A labeling program, based on the Seafood Watch criteria, deems seafood as the best choice (green), a good alternative (yellow) or seafood to avoid (red). It’s the company’s goal to help customers find seafood that is farmed or caught in ways that are well-managed and cause little harm to the environment. In the future, Harmons has stated that all its seafood will be from sustainable sources.
Partnering with local farms and businesses is important to Harmons. Currently, the store gets water, honey, pasta, cheese, tortilla and eggs from Utah sources for its private-label brand. “Sometimes quality may take us to California or other states, but whenever we can partner with a local vendor, that’s an additional benefit,” he says. “As we’ve grown, we’ve gotten better at being involved with local brands.”
Marketing to Customers
After all the time finding, obtaining and creating the private-label products, the real test came when it was time to get the items into shoppers’ grocery carts.

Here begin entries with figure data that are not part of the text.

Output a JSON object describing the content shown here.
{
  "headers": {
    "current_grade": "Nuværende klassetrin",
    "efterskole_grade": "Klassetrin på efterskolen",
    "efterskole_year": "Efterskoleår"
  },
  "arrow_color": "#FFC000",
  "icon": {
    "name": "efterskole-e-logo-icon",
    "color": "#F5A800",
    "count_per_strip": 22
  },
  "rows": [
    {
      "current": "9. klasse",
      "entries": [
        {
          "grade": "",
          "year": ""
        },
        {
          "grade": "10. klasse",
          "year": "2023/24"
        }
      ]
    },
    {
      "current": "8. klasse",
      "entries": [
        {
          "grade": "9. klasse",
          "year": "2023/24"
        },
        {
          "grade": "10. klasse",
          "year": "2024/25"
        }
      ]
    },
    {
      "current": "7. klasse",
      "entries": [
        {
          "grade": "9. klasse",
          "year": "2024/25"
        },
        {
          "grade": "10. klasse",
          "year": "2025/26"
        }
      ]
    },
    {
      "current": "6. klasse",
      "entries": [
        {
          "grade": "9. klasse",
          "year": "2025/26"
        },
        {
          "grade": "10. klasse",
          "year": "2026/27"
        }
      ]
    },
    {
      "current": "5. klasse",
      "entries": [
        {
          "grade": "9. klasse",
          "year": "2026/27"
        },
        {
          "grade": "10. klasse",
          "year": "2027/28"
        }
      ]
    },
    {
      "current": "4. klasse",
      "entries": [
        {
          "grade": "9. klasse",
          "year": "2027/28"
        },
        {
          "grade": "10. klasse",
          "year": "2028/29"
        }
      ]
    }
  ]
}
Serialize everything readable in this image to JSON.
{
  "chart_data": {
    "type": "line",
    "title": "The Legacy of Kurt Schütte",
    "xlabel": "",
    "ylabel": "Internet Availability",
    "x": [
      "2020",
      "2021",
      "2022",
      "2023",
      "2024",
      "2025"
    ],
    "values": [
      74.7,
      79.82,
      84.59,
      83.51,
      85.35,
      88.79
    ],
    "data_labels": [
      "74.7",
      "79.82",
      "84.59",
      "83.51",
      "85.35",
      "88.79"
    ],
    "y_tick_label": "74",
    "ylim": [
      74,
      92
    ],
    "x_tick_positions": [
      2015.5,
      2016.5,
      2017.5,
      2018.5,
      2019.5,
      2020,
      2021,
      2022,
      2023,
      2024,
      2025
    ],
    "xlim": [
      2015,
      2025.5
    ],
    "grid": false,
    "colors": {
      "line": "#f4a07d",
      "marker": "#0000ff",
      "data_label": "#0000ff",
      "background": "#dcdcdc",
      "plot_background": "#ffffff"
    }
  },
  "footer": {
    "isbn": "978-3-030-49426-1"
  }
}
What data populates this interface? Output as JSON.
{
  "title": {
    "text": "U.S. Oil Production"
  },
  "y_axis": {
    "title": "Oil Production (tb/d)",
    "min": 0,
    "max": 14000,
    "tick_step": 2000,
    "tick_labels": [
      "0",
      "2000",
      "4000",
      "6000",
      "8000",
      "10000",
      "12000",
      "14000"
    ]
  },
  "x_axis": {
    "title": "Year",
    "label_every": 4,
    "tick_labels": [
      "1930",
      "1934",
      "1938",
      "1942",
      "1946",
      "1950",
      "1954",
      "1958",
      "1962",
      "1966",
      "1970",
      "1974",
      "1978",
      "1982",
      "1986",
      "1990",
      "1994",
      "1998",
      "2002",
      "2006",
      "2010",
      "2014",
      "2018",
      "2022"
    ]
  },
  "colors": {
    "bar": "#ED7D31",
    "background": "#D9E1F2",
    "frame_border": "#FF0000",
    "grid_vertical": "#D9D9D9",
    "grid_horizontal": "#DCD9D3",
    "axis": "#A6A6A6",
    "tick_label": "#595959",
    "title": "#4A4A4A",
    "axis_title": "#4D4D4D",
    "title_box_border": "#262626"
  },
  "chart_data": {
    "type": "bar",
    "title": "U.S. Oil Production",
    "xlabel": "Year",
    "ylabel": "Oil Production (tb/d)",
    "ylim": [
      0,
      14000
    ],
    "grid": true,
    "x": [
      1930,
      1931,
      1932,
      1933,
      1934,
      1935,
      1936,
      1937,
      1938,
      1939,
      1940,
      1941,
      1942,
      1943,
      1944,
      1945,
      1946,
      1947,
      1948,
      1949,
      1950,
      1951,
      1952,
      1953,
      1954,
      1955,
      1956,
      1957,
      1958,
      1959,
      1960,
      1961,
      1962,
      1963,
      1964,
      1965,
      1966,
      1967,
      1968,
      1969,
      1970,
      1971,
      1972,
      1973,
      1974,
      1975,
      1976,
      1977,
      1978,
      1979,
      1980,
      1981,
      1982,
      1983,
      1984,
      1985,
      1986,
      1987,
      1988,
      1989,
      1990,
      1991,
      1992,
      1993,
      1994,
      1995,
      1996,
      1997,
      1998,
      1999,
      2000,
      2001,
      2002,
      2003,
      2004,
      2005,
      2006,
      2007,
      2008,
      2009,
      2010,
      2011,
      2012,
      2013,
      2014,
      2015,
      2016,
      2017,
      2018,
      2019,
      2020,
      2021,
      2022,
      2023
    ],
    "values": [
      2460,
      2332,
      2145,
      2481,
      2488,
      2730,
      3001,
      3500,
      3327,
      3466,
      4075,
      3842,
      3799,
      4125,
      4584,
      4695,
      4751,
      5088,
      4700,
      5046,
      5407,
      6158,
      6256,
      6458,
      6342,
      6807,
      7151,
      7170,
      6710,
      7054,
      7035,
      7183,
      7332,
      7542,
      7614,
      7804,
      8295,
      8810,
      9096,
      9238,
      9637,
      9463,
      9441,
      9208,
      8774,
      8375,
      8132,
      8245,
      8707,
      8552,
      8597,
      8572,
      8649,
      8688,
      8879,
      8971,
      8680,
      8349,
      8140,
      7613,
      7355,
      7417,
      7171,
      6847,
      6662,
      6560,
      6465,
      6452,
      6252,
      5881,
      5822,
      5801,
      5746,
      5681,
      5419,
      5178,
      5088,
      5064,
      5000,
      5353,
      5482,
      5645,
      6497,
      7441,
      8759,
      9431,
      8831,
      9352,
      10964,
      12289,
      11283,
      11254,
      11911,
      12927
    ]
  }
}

To encourage customers to purchase Harmons brand products, the stores held tasting events, product launches and asked for detailed feedback from shoppers. The store’s food club program, Foodie Club, was also used as a way to get Harmons products into the hands of consumers. As shoppers earned points, they were rewarded with items from the private-label brand.
Welch, who started as a bagger at Harmons when he was 16, says the company is dedicated to its values of integrity, community, tradition and quality, and that shoppers should expect even more innovative products and services in the years to come.